Sunday, December 20

Week 233 - Barron’s 500 “Industrials” That Are Dividend Achievers

Situation: The US dollar is outperforming all other major currencies, which decreases demand for goods shipped from the US to world markets. As a result, earnings for US industrial companies that gain most of their sales overseas have fallen 20-50%. This weighs on their stock prices but creates an opportunity for investors, provided the management of those companies is aggressively preparing for the day when other currencies recover. 

Mission: Take a close look at large industrial companies and their performance over the past 3 yrs, as detailed in the 2015 Barron’s 500 List. Then determine which of those have a long history of relatively steady growth, as expressed by having a 10+ yr history of raising their dividend annually. S&P calls such companies Dividend Achievers.

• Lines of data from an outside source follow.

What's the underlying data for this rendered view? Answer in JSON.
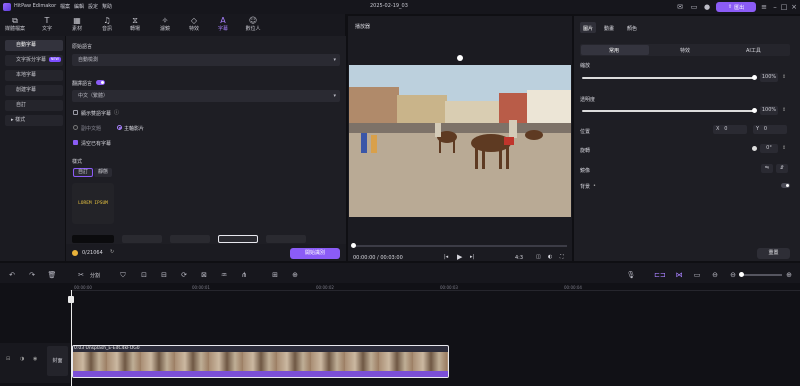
{
  "app": {
    "title": "HitPaw Edimakor",
    "menu": [
      "檔案",
      "編輯",
      "設定",
      "幫助"
    ],
    "project_name": "2025-02-19_03",
    "export_label": "匯出"
  },
  "toolbar": [
    {
      "label": "媒體檔案",
      "icon": "media-icon"
    },
    {
      "label": "文字",
      "icon": "text-icon"
    },
    {
      "label": "素材",
      "icon": "assets-icon"
    },
    {
      "label": "音訊",
      "icon": "audio-icon"
    },
    {
      "label": "轉場",
      "icon": "transition-icon"
    },
    {
      "label": "濾鏡",
      "icon": "filter-icon"
    },
    {
      "label": "特效",
      "icon": "effects-icon"
    },
    {
      "label": "字幕",
      "icon": "subtitle-icon",
      "active": true
    },
    {
      "label": "數位人",
      "icon": "avatar-icon"
    }
  ],
  "leftnav": [
    {
      "label": "自動字幕",
      "selected": true
    },
    {
      "label": "文字拆分字幕",
      "badge": "NEW"
    },
    {
      "label": "本地字幕"
    },
    {
      "label": "創建字幕"
    },
    {
      "label": "自訂"
    },
    {
      "label": "樣式",
      "arrow": "▸"
    }
  ],
  "subtitle": {
    "source_lang_label": "原始語言",
    "source_lang_value": "自動檢測",
    "translate_label": "翻譯語言",
    "target_lang_value": "中文（繁體）",
    "bilingual_label": "顯示雙語字幕",
    "sub_caption_label": "副中文題",
    "main_video_label": "主軸影片",
    "clear_label": "清空已有字幕",
    "style_label": "樣式",
    "style_tabs": [
      "自訂",
      "靜態"
    ],
    "preview_text": "LOREM IPSUM",
    "credits": "0/21064",
    "start_label": "開始識別"
  },
  "player": {
    "title": "播放器",
    "time": "00:00:00 / 00:03:00",
    "ratio": "4:3"
  },
  "props": {
    "tabs": [
      "圖片",
      "動畫",
      "顏色"
    ],
    "subtabs": [
      "常用",
      "特效",
      "AI工具"
    ],
    "scale_label": "縮放",
    "scale_value": "100%",
    "scale_level": 1.0,
    "opacity_label": "透明度",
    "opacity_value": "100%",
    "opacity_level": 1.0,
    "position_label": "位置",
    "pos_x_label": "X",
    "pos_x": "0",
    "pos_y_label": "Y",
    "pos_y": "0",
    "rotate_label": "旋轉",
    "rotate_value": "0°",
    "mirror_label": "鏡像",
    "bg_label": "背景",
    "reset_label": "重置"
  },
  "timeline": {
    "split_label": "分割",
    "ticks": [
      "00:00:00",
      "00:00:01",
      "00:00:02",
      "00:00:03",
      "00:00:04"
    ],
    "cover_label": "封面",
    "clip_name": "0:03 Unsplash_E-EdC4kFOG0"
  },
  "colors": {
    "accent": "#8b5cf6",
    "bg": "#0f0f13"
  }
}
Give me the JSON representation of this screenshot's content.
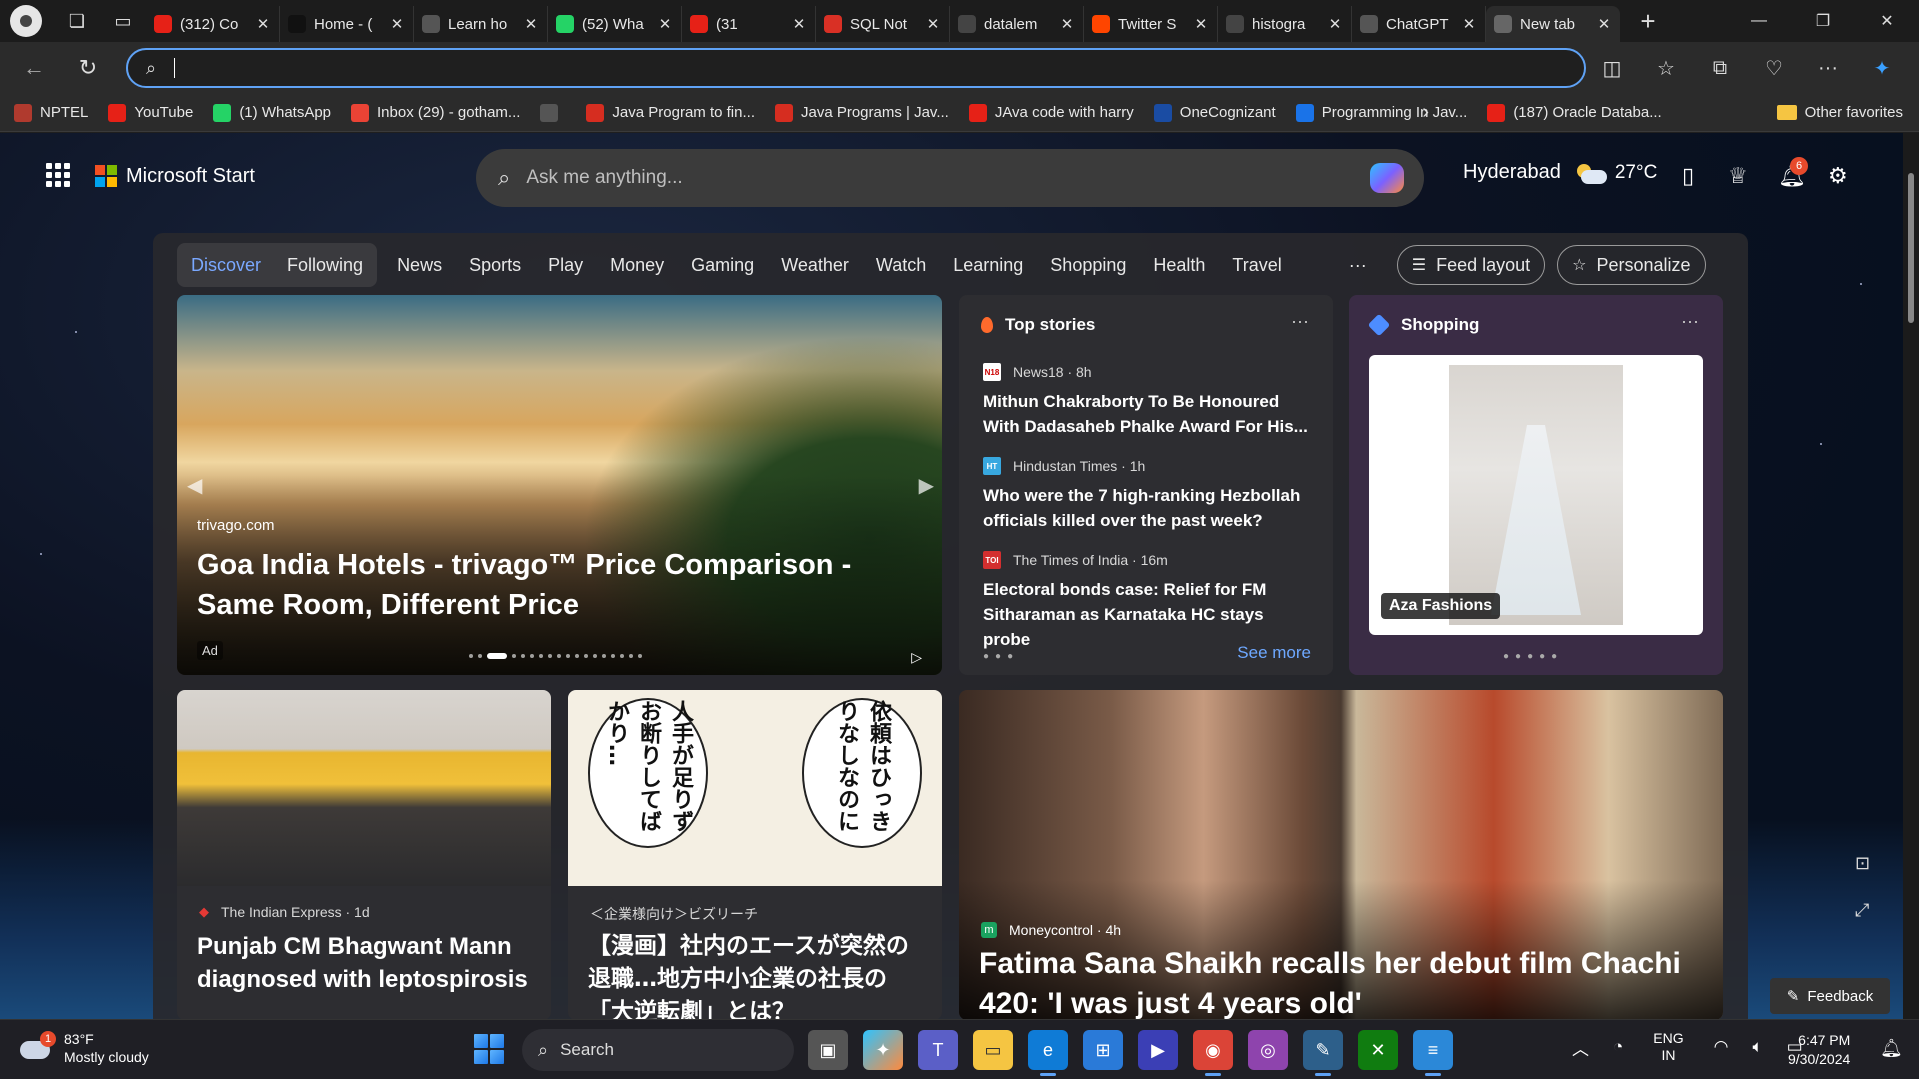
{
  "browser": {
    "tabs": [
      {
        "label": "(312) Co",
        "icon": "youtube-icon",
        "color": "#e62117"
      },
      {
        "label": "Home - (",
        "icon": "threads-icon",
        "color": "#111111"
      },
      {
        "label": "Learn ho",
        "icon": "site-icon",
        "color": "#555555"
      },
      {
        "label": "(52) Wha",
        "icon": "whatsapp-icon",
        "color": "#25d366"
      },
      {
        "label": "(31",
        "icon": "youtube-icon",
        "color": "#e62117"
      },
      {
        "label": "SQL Not",
        "icon": "pdf-icon",
        "color": "#d93025"
      },
      {
        "label": "datalem",
        "icon": "search-icon",
        "color": "#444444"
      },
      {
        "label": "Twitter S",
        "icon": "reddit-icon",
        "color": "#ff4500"
      },
      {
        "label": "histogra",
        "icon": "search-icon",
        "color": "#444444"
      },
      {
        "label": "ChatGPT",
        "icon": "chatgpt-icon",
        "color": "#555555"
      },
      {
        "label": "New tab",
        "icon": "newtab-icon",
        "color": "#666666",
        "active": true
      }
    ],
    "address": {
      "value": "",
      "placeholder": ""
    },
    "favorites": [
      {
        "label": "NPTEL",
        "icon": "nptel-icon",
        "color": "#b03a2e"
      },
      {
        "label": "YouTube",
        "icon": "youtube-icon",
        "color": "#e62117"
      },
      {
        "label": "(1) WhatsApp",
        "icon": "whatsapp-icon",
        "color": "#25d366"
      },
      {
        "label": "Inbox (29) - gotham...",
        "icon": "gmail-icon",
        "color": "#ea4335"
      },
      {
        "label": "",
        "icon": "page-icon",
        "color": "#555555"
      },
      {
        "label": "Java Program to fin...",
        "icon": "javatpoint-icon",
        "color": "#d62d20"
      },
      {
        "label": "Java Programs | Jav...",
        "icon": "javatpoint-icon",
        "color": "#d62d20"
      },
      {
        "label": "JAva code with harry",
        "icon": "youtube-icon",
        "color": "#e62117"
      },
      {
        "label": "OneCognizant",
        "icon": "cognizant-icon",
        "color": "#1a4ca3"
      },
      {
        "label": "Programming In Jav...",
        "icon": "site-icon",
        "color": "#1a73e8"
      },
      {
        "label": "(187) Oracle Databa...",
        "icon": "youtube-icon",
        "color": "#e62117"
      }
    ],
    "other_favorites": "Other favorites"
  },
  "header": {
    "brand": "Microsoft Start",
    "search_placeholder": "Ask me anything...",
    "city": "Hyderabad",
    "temperature": "27°C",
    "notification_count": "6"
  },
  "feed_tabs": {
    "segment": [
      "Discover",
      "Following"
    ],
    "nav": [
      "News",
      "Sports",
      "Play",
      "Money",
      "Gaming",
      "Weather",
      "Watch",
      "Learning",
      "Shopping",
      "Health",
      "Travel"
    ],
    "more": "···",
    "feed_layout": "Feed layout",
    "personalize": "Personalize"
  },
  "hero": {
    "source": "trivago.com",
    "title": "Goa India Hotels - trivago™ Price Comparison - Same Room, Different Price",
    "ad_label": "Ad",
    "slide_total": 18,
    "slide_active": 3
  },
  "top_stories": {
    "heading": "Top stories",
    "items": [
      {
        "publisher": "News18 · 8h",
        "badge": "N18",
        "badge_color": "#ffffff",
        "title": "Mithun Chakraborty To Be Honoured With Dadasaheb Phalke Award For His..."
      },
      {
        "publisher": "Hindustan Times · 1h",
        "badge": "HT",
        "badge_color": "#38a8e0",
        "title": "Who were the 7 high-ranking Hezbollah officials killed over the past week?"
      },
      {
        "publisher": "The Times of India · 16m",
        "badge": "TOI",
        "badge_color": "#d32f2f",
        "title": "Electoral bonds case: Relief for FM Sitharaman as Karnataka HC stays probe"
      }
    ],
    "see_more": "See more"
  },
  "shopping": {
    "heading": "Shopping",
    "brand": "Aza Fashions"
  },
  "cards": [
    {
      "publisher": "The Indian Express · 1d",
      "title": "Punjab CM Bhagwant Mann diagnosed with leptospirosis"
    },
    {
      "publisher": "＜企業様向け＞ビズリーチ",
      "title": "【漫画】社内のエースが突然の退職…地方中小企業の社長の「大逆転劇」とは？",
      "bubble1": "依頼はひっきりなしなのに",
      "bubble2": "人手が足りずお断りしてばかり…"
    },
    {
      "publisher": "Moneycontrol · 4h",
      "title": "Fatima Sana Shaikh recalls her debut film Chachi 420: 'I was just 4 years old'"
    }
  ],
  "feedback": "Feedback",
  "taskbar": {
    "weather_badge": "1",
    "weather_temp": "83°F",
    "weather_desc": "Mostly cloudy",
    "search_label": "Search",
    "lang": "ENG",
    "region": "IN",
    "time": "6:47 PM",
    "date": "9/30/2024"
  }
}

Execution: All of the “industrials” that appear on both lists are found in the accompanying Table, except those that have an S&P bond rating lower than BBB+ or an S&P stock rating lower that B+/M. Information on price appreciation (over the past 25 yrs) and risk of loss, per the BMW Method, is found in Columns M through O of the Table. Four companies did not have 25-yr price appreciation data and are not included in the Table.

Bottom Line: Industrial companies, as a group, carry almost 10% higher risk of loss than the S&P 500 Index. That is offset by price appreciation that is almost twice as great. If you’re going to invest in this sector, you have to be in it for the long term and expect some rough years. 

Risk Rating: 7

Full Disclosure: I own stock in UTX, ITW, MMM, and DE.

NOTE: Metrics are current for the Sunday of publication; metrics highlighted in red denote underperformance vs. our key benchmark, the Vanguard Balanced Index Fund (VBINX). Column C in the Table lists the total return/yr on a stock purchase made 9/28/92, the first day of trading for VBINX.